Cuidar das garras dos gatos

A maioria dos gatos não precisa de cortar as garras regularmente porque o instinto inato de arranhar assegura o desgaste natural. Os gatos que vivem no exterior desgastam as garras arranhando superfícies duras, enquanto que os gatos que vivem dentro de casa precisam de um poste de arranhar para manter as garras curtas e poupar estragos na mobília. É necessário verificar regularmente as garras do animal para assegurar que não ficam demasiado longas. É comum os gatos idosos precisarem de cortar as garras com mais regularidade, bem como os gatos com um dedo adicional (polidactilia), que, por não roçar no solo, não sofre o desgaste necessário. Muitos gatos têm esporões (a garra no interior do punho/região carpal) que não tocam no solo e, portanto, são propensos a crescimento excessivo e exigem cortes regulares. Cortar as garras evita que cresçam no interior das almofadas das patas, onde podem provocar dor e infeções.

Como cortar as garras dos gatos

Durante uma visita ao veterinário, informe-se sobre a maneira correta de aparar as garras sem chegar demasiado rente ao "hiponíquio" (a parte mais sensível). Peça ao veterinário uma demonstração e observe atentamente a técnica utilizada. O corte também ajuda a habituar o animal ao procedimento desde uma idade precoce. Pode começar por simular o corte pressionando ligeiramente os dedos do gato e oferecendo uma recompensa de comida a cada gesto. Quando o gatinho estiver acostumado à pressão nos dedos, pode avançar gradualmente para o corte completo das garras com um corta-unhas específico. Também é possível limar as garras do gatinho, o que evita dor ou sangramento acidentais, podendo, contudo, não ser bem tolerado, já que exige que o animal permaneça imóvel por muito tempo.

Verifique as garras do gato uma vez por semana, incluindo o "esporão" ou garra no interior das patas. Normalmente, as garras estão "recolhidas" e não são visíveis quando o gato está em repouso, de modo que, se passarem a ser visíveis nessa situação, devem precisar de ser aparadas.

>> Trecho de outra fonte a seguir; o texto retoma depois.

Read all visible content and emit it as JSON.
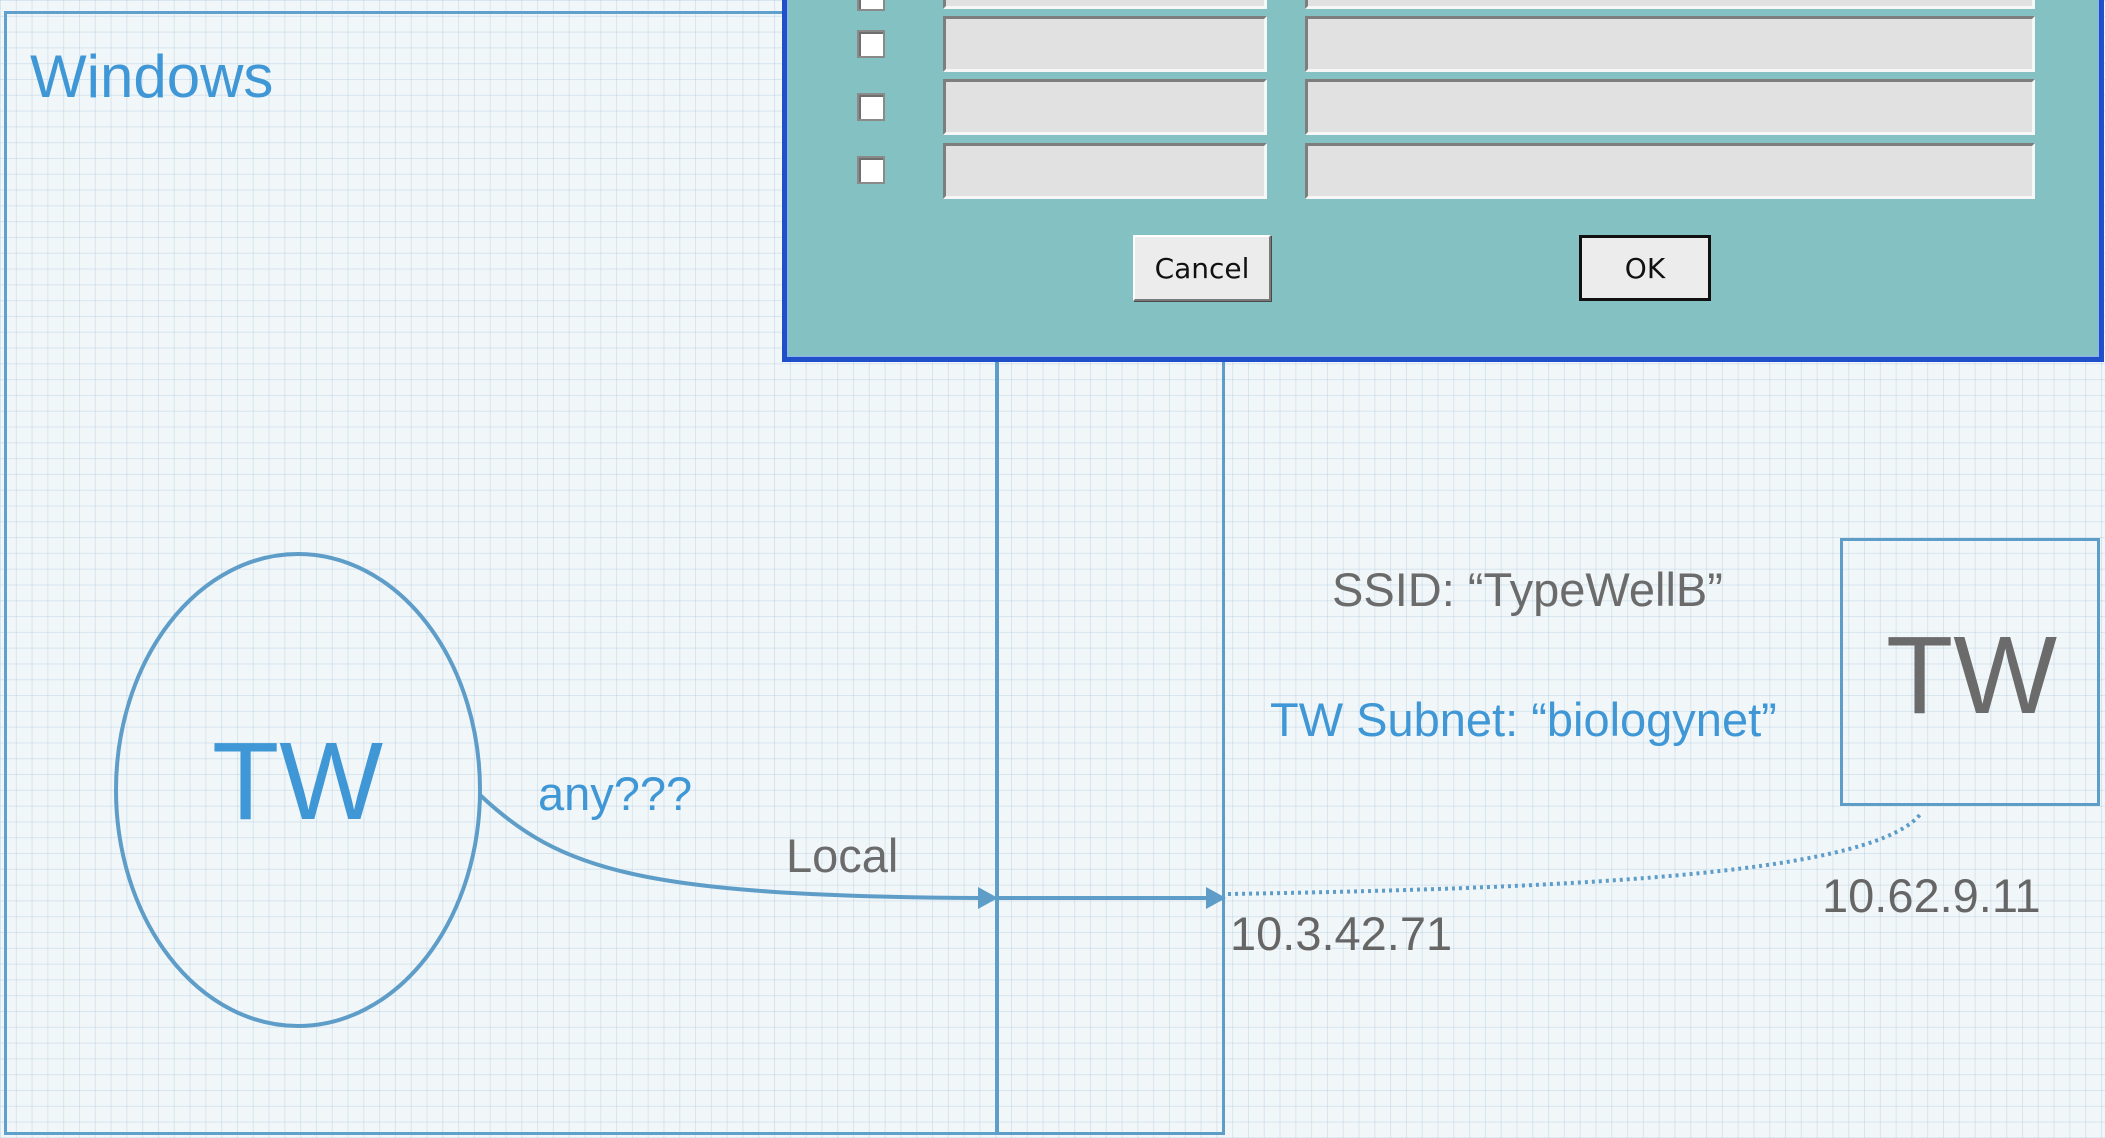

Comece por pressionar a pata do gato com o dedo indicador e o polegar para forçar a garra para fora. Corte apenas a extremidade transparente da garra, evitando os vasos sanguíneos no interior da mesma, e nunca corte acima da extremidade afiada, caso contrário, pode provocar hemorragia e dor. Se for visível ou palpável ao toque o crescimento de uma garra na almofada da pata, consulte o veterinário o mais rápido possível. O corte dessas garras é doloroso e pode ser necessário administrar analgésicos ou antibióticos.

Se cortar demasiado rente e ocorrer sangramento, não entre em pânico. Antes de começar a cortar, certifique-se de que tem à mão barras de sais de prata ou pó adstringente (disponível no veterinário) e bolas de algodão. Aplique os sais de prata ou o pó na extremidade da garra a sangrar e pressione alguns momentos com uma bola de algodão. Se a hemorragia não estancar após algum tempo, consulte de imediato o veterinário. Os sais de prata podem provocar ardor, assim, segure o gato com firmeza antes da aplicação.

Cortar as garras do gato pode ser complicado, consoante o grau de tolerância do animal ao procedimento. Não se sinta culpado se não for capaz de o fazer, contate o veterinário, que terá todo o gosto em o ajudar!